The strategy was unveiled at the beginning of the year with some of the worst political bastardry from the nation's leadership seen in a long time. It started with an Australia Day address at the National Press Club delivered by Anthony Albanese on January 25. By convention this is a respite from political hatchet jobs, but Albanese launched into Abbott's character, describing him as ''One Trick Tony'', that one trick being ''more negativity, more nastiness, more obstructionism''.

This was standard from Albanese, but something much nastier came out of the Prime Minister's own office the next day, Australia Day. A group of Aboriginal demonstrators had gathered at the tent eyesore in Canberra. A member of Gillard's staff alerted one of the people at the demonstration and said, falsely, that Abbott was nearby and had just denigrated the Aboriginal tent embassy.

Australia Day 2012 was thus marked by a hostile mob surrounding the Leader of the Opposition, berating him, banging on windows, making threats. In an irony that could become a metaphor, the Prime Minister, herself at the same function, got caught up in the mess.

The staff member who made the call, Tony Hodges, was obliged to resign. But the tone and the strategy had been set. On the first day of Parliament, February 7, Gillard re-set the template when she described the ''relentless negativity'' of the Leader of the Opposition.

That phrase, or variations on it, can be found hundreds of times in Hansard this year from Labor members. If you want to check the original insults quoted above, I have compiled a top 40 of the government's most self-revealing personal insults so far this year on smh.com.au.

The Prime Minister set the mantra and two days later the leader of government business in the House, Albanese, took it up a notch: ''In your guts, you know he's nuts.'' Albanese thought this was so hilarious he repeated it on February 13, February 16, February 29 and June 25.

The leader's theme was picked up by her chorus. Jason Clare, a junior minister: ''He stands for nothing.

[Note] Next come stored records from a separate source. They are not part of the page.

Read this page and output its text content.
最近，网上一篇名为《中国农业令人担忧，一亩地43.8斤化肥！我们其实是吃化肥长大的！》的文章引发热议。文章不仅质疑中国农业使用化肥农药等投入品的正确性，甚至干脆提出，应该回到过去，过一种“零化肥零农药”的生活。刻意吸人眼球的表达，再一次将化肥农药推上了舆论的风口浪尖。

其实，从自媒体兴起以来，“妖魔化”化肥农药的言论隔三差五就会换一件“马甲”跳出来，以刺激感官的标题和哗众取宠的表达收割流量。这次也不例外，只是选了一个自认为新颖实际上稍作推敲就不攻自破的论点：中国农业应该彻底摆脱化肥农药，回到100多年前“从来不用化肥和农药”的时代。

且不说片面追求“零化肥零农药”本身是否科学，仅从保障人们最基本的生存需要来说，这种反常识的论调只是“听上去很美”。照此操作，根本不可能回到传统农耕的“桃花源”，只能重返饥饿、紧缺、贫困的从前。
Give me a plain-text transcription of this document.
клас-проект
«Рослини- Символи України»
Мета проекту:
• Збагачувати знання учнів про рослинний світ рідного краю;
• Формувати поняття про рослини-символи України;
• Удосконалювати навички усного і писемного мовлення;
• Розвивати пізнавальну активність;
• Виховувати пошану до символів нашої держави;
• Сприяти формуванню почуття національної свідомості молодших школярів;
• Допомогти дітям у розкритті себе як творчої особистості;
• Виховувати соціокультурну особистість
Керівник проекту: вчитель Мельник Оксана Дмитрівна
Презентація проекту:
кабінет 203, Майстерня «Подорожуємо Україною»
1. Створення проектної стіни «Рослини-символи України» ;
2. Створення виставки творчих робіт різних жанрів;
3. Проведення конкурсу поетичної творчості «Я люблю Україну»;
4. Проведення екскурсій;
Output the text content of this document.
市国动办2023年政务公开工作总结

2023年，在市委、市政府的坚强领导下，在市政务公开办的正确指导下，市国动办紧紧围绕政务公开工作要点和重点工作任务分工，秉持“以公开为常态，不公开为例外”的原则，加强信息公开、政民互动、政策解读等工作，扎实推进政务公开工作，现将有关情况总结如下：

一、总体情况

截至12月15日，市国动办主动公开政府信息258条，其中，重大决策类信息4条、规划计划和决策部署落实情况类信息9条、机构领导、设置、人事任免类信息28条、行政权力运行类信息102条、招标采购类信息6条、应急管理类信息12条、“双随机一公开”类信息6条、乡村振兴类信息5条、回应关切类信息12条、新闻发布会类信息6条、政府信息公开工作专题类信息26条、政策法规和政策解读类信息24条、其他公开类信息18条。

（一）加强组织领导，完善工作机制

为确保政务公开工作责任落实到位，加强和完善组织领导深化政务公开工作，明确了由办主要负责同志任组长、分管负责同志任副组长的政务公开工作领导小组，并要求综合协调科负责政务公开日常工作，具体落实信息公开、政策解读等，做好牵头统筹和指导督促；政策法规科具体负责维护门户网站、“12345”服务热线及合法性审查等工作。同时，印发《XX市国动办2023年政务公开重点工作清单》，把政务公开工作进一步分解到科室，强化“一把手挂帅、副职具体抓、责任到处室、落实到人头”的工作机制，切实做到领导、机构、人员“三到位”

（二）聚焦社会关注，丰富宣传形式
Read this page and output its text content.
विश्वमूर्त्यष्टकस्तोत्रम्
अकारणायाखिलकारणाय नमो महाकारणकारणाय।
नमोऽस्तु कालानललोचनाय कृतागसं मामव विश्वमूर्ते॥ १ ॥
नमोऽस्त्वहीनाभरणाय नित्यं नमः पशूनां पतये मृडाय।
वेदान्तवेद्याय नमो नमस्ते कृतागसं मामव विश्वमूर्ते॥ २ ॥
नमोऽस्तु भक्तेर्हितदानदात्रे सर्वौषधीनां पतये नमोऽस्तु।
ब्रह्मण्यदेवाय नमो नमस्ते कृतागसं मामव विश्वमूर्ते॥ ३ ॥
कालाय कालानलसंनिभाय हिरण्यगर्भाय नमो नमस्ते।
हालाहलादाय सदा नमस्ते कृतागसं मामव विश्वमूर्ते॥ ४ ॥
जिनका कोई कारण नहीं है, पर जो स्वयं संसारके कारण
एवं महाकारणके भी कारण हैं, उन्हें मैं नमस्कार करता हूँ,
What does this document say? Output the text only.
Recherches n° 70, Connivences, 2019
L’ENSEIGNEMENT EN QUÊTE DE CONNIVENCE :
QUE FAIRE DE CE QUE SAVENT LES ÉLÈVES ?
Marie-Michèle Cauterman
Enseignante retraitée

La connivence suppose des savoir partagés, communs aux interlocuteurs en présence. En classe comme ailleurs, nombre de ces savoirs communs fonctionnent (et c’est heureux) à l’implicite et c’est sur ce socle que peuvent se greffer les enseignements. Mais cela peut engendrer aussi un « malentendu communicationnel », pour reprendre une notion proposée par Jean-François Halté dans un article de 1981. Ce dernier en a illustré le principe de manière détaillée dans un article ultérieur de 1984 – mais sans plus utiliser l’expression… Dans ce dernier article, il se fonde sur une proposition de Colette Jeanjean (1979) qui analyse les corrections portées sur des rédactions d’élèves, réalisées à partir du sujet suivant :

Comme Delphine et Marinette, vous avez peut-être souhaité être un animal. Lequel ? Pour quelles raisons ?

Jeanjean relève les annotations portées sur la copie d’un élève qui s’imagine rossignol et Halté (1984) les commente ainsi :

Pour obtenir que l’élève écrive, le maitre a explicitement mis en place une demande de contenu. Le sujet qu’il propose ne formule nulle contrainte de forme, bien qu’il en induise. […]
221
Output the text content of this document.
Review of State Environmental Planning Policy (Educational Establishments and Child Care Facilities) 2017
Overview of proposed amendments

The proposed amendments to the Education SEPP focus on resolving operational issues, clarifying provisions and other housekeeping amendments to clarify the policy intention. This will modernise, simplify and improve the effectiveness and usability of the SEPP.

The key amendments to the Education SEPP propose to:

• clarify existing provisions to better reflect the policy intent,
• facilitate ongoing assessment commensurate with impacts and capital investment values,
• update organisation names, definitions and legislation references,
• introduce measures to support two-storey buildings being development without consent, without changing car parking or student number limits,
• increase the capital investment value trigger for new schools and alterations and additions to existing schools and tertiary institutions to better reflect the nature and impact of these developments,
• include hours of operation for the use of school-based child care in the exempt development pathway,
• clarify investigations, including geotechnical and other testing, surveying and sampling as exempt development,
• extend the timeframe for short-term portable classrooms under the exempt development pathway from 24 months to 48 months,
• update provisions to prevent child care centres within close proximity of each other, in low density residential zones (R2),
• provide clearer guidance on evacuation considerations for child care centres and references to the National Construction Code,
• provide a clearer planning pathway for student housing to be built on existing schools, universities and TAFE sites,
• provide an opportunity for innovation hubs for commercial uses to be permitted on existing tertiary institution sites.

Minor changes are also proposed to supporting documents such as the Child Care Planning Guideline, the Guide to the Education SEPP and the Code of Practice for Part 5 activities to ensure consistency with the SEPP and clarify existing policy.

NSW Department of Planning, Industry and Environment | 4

He is the Nancy Reagan of Australian politics without the astrology - say no to everything, just rancid, dripping, relentless negativity.'' Hansard, February 29.

After the ''relentless negativity'' line wore thin, the rhetoric was ramped up again.

''He is Gina Rinehart's butler.'' Gillard, Hansard, May 28.

''Tony Abbott is … a dog of a candidate.'' Richard Marles, Labor MP, interview, May 29.

''Abbott is a Neanderthal.'' Rob Mitchell, Labor MP, on Twitter, May 29.

''He is a dodgy snake oil salesman.'' Wayne Swan, Hansard, June 18.

''[He] sees political advantage in people dying.'' Mark Dreyfus, Labor MP, interview, June 26.

''Like Jack the Ripper, he is going to be there wielding his knife.'' Gillard, Hansard, August 20.

''He wants to go the biff day after day after day.'' Swan, Hansard, September 11.

''He is a thug.'' Swan, Hansard, September 11.

''Tony Abbott is the poster child for the vile, bully-boy values.'' Swan, on Twitter, September 19.

Then came the climax last week, when Gillard exploded in rage in the Parliament after she had been caught in the implosion of the reputation of the Speaker, Peter Slipper, a failure by the Prime Minister in every respect, tactical, ethical, moral and political.

Abbott was ruthless in exploiting the failure and Gillard was ruthless in defending it: ''It is misogyny, sexism, every day from this Leader of the Opposition. Every day, in every way … I will not be lectured about sexism and misogyny by this man … If he wants to know what misogyny looks like in modern Australia … he needs a mirror … I am offended by the sexism, by the misogyny, of the Leader of the Opposition …''

It was mesmerising. It was great television. Of course Twitter went into a fever (Labor MP Steve Gibbons tweeted: ''That douchebag Tony Abbott.'') Of course the speech went viral on social media. The Prime Minister's outrage would have resonated with every woman who has endured boorish men. But was the accusation of misogyny true? No. Was it ethical? No. Was it a diversion? Yes. Was it part of a pattern? Yes. Was it good politics? We shall see.